4.2.2. Noise Interference

In order to test the performance of the proposed method under noise interference conditions, based on the original training and test sets, different degrees of noises are added to the original test samples to construct test sets with different signal-to-noise ratios (SNR). Various methods are tested at different SNRs, and the results are shown in Figure 2. It can be seen that the method in this paper maintains the highest recognition rate at each noise level, showing its better noise robustness. Since the training samples of the ResNet are all from high SNRs, its classification accuracy for noise interference, especially for test samples under a low SNR, is significantly reduced.
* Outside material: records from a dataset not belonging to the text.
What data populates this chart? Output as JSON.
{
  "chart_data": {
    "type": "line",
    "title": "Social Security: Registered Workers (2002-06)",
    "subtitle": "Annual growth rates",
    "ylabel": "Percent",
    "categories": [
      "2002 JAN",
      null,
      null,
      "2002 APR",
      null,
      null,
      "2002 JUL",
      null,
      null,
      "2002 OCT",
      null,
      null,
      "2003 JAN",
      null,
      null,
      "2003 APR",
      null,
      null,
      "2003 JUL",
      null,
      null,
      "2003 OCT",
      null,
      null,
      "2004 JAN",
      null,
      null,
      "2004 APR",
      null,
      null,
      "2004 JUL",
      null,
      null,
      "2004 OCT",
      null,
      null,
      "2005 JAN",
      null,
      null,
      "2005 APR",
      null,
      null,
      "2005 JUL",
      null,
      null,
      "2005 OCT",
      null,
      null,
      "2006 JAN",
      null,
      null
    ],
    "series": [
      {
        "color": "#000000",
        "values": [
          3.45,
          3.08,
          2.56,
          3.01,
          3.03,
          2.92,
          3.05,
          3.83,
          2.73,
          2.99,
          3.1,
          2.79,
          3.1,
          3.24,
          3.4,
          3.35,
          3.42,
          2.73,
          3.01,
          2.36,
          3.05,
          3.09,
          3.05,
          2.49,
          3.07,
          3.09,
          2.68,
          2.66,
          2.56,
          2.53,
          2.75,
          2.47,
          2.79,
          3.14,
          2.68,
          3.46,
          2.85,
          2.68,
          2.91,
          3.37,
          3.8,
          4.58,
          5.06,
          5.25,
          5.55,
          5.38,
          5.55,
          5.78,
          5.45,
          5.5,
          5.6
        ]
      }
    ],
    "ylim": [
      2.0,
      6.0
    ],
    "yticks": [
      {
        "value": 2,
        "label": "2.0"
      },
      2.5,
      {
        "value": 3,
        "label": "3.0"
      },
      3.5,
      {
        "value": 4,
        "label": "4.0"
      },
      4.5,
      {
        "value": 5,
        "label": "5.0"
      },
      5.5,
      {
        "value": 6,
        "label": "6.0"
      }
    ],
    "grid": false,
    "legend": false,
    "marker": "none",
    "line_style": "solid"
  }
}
Compared with ResNet, the SRC method is more adaptable to low-SNR samples, mainly due to the robustness of sparse representation to noise interference. The proposed method maintains the inherent noise robustness of SRC through the combination of ResNet and SRC and also improves the coverage of noise interference situations by dynamically updating training samples. So, the final fusion decision is more targeted for noise samples.

4.2.3. Partial Occlusion

In the actual enterprise construction process, the video surveillance may have insufficient field of view, or the surrounding occlusion may cause partial occlusion of the collected images. Therefore, the performance of the recognition method under partial occlusion conditions is also critical. Based on the original test sample, this experiment simulates the partially occluded test sample by removing part of the image. The occlusion level is evaluated by the proportion of missing images. Afterwards, this experiment constructs four test sample sets with different occlusion ratios of 10%, 20%, 30%, and 40% and tests various methods. The results are shown in Table 3. It can be seen that the method in this paper maintains the highest recognition performance under various occlusion conditions, showing its robustness. Similar to the case of noise interference, the method in this paper uses the organic fusion of two classifiers to play their complementary role, which is conducive to improving the overall recognition performance.

5. Conclusion

For the construction safety issues in civil engineering management, this paper proposes a method of target recognition for helmet wearing images based on updating the classifier. The available training samples are continuously updated by confirming the types of test samples, thereby improving the classification performance. Using ResNet and SRC as the basic classifiers, the independent classification performance is improved on the basis of updating the training samples. At the same time, the two classifiers are fused at the decision-making level to obtain a more reliable recognition result. Experiments are carried out based on the measured dataset, and the classification performance of the proposed method is tested under basic conditions, noise interference, and partial occlusion scenarios, while compared with other methods. The experimental results show that the recognition performance of the method in this paper is better than the comparison method under all conditions, verifying its effectiveness and robustness. In the follow-up research, this paper will further organically combine deep learning detection algorithms and identification methods to form an end-to-end closed-loop security detection and identification method in order to further enhance the company’s security management capabilities.

Data Availability

The dataset can be accessed upon request.

Conflicts of Interest

The author declares no conflicts of interest.